Mahe, in his first major college coaching job, is also anxious, antsy and anticipating some fun times. What was not fun for the former Philadelphia Eagle punt returner was trying to keep up with his running backs on a routine conditioning run.
“We try to run with them and it’s comical to tell you the truth. It’s sad. They look at me and think, ‘Really? You were a professional athlete?’ It’s really bad.
“But they look good, I can tell you that much. He (Williams) just looks like a freak athlete. He looks like your prototypical tailback,” said Mahe.
Until this week, field work and practice have not been part of Mahe’s experience with BYU’s running backs due to NCAA rules.
“At the end of the day, I haven’t seen Williams with the ball. I haven’t seen any of them in practice or in pads. Our strength and conditioning staff has done a fantastic job with them and first and foremost keeps everyone healthy. It doesn’t do any good to make them All-Americans in spring but have them hurt by fall.”

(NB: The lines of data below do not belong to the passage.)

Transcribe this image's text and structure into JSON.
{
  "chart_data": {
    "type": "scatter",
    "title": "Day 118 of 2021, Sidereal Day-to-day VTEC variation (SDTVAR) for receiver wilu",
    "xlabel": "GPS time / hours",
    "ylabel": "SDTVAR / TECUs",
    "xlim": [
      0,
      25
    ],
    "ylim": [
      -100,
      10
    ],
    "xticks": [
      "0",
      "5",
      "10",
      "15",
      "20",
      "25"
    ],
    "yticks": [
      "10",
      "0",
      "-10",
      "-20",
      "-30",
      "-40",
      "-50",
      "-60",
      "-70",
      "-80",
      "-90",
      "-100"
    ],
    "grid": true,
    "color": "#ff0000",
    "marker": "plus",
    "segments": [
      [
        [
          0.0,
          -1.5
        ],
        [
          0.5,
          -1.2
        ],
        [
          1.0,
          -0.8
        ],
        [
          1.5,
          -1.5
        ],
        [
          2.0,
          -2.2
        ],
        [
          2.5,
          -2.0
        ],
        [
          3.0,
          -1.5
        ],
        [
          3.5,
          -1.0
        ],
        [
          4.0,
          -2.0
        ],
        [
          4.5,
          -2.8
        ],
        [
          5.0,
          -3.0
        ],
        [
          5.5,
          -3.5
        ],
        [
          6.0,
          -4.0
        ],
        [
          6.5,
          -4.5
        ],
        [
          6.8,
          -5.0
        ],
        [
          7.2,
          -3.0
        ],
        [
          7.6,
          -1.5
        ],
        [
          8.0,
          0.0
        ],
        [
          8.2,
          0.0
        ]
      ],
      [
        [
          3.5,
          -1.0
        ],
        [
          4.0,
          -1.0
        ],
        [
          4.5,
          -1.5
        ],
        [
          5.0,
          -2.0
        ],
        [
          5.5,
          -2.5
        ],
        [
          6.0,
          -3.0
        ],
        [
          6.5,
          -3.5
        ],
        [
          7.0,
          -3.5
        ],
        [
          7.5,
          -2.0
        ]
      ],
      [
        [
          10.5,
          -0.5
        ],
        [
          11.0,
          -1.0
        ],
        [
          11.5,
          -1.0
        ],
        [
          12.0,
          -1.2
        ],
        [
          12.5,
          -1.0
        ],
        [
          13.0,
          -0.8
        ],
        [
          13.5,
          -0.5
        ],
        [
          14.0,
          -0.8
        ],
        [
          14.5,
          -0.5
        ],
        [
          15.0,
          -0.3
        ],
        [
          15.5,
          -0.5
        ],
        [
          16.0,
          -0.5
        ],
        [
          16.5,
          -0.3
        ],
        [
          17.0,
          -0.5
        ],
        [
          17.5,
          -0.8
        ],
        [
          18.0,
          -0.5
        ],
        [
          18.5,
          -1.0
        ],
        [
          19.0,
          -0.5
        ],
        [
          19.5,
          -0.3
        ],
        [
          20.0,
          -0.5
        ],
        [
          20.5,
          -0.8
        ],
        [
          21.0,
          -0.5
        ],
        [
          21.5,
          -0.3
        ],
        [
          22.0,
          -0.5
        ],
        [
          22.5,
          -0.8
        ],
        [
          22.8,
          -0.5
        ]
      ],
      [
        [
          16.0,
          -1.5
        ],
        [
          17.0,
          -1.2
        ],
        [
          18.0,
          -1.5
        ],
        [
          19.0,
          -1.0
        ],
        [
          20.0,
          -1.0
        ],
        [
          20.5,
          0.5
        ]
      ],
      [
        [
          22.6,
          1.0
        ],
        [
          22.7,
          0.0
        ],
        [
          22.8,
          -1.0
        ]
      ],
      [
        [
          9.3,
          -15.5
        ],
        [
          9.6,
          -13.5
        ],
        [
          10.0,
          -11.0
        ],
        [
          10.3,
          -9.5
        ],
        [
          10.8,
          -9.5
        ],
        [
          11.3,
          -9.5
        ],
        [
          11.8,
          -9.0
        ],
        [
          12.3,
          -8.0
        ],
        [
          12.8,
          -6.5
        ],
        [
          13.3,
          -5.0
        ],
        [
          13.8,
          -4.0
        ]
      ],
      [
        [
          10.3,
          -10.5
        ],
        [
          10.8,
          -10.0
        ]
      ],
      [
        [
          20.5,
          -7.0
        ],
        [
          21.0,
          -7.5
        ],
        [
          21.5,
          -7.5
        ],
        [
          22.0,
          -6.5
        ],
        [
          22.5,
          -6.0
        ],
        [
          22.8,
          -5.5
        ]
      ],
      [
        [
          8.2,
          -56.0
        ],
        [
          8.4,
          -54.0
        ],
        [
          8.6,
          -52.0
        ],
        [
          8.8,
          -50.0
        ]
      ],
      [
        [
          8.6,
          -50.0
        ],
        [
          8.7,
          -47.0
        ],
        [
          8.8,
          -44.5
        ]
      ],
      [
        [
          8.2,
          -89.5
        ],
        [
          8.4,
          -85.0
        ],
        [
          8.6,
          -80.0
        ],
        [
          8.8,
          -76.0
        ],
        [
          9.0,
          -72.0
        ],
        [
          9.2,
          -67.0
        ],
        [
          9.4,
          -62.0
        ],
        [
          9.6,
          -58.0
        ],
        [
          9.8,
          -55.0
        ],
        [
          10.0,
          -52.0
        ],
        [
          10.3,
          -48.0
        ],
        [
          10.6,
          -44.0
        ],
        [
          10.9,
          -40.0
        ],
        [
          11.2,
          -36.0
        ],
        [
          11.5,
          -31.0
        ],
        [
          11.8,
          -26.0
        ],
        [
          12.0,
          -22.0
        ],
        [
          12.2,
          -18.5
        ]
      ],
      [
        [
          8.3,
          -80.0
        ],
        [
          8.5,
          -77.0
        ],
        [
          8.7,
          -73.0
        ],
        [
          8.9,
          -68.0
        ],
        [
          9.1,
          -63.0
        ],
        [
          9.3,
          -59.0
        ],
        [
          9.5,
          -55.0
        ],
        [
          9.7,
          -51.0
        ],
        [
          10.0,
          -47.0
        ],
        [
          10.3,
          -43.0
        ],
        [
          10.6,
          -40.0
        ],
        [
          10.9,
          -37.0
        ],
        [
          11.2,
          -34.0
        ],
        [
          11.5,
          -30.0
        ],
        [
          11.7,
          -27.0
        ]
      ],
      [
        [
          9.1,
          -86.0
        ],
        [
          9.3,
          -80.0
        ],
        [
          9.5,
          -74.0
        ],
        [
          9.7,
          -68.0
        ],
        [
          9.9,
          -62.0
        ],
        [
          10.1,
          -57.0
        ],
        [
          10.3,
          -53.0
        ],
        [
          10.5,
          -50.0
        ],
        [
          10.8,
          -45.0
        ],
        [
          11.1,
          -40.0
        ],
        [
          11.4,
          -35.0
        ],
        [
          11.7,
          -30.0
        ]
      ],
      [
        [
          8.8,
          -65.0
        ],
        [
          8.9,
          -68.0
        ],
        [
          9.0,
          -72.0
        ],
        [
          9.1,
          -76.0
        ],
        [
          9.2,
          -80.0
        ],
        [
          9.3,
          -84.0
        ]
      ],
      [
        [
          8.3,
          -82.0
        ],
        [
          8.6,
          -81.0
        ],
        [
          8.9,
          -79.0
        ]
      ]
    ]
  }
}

Mahe calls his new job “awesome” and a lifetime opportunity. “People told me how much fun it would be, but I had no idea I would love it as much as I do.” He says he’s lucky to have a pair of seniors like Williams and Algernon Brown to help him ease into his job because they are leaders, hard workers and set examples.
Mahe is most impressed by the caliber of athletes and character of his players. “Man, I think to myself how much further ahead in life these guys are than I was when I was their age. They are just great kids and when you see how crazy the world is and worry about the future of your own kids, you get around these players and think, ‘everything is going to be just fine with the future in their hands.’ They are amazing and it’s a humbling experience to be around them.”
In addition to Williams and Brown, running backs Mahe will work with this spring include Riley Burt, Squally Canada, Brayden El-Bakri, Bryan Engstrom, Colby Hansen, Toloa'i Ho Ching and Peter Welsh. Francis Bernard has moved to defense.
Much has been made of the return of Ty Detmer as offensive coordinator the past two months.
What is it like to be in meetings with the former Heisman winner?
Mahe tried to explain it to his wife the other day.
“You get some people who are so smart that when they start going over things, they outthink themselves and it goes over everybody’s head. They are just out there and nobody knows what they are talking about. Some get frustrated and others get offended.
“With Ty, he has a calm confidence in his abilities and knowledge. When you go over things, if there is a discussion or questions, his intelligence is evident but he is able to explain it in a way you understand it. He doesn’t speak over your head. Some people try and show how smart they are, but that’s not Ty. Sitting there, I think, ‘Yeah, that makes total sense.’ I’m fortunate to be in a position to learn from his as a coordinator. Just to see the smallest things he focuses on, the details, why he does something because of this and that. It’s like a chess player. You see a play but might not know the background of why it exists and he reveals it. It’s a sweet deal.”
Mahe laughs and evokes the word “genius.” “Ty hates it when we say it, but he’s like a genius at work. He says, ‘It’s just football, guys.’ And that’s the best part, his humility. He may know, but you’d never know he has all that in his head. I just laugh when people say, ‘Yeah, but he’s not experienced.’ I think, ‘Yeah, right, he doesn’t have experience.”
The honeymoon is still going on with this staff, folks.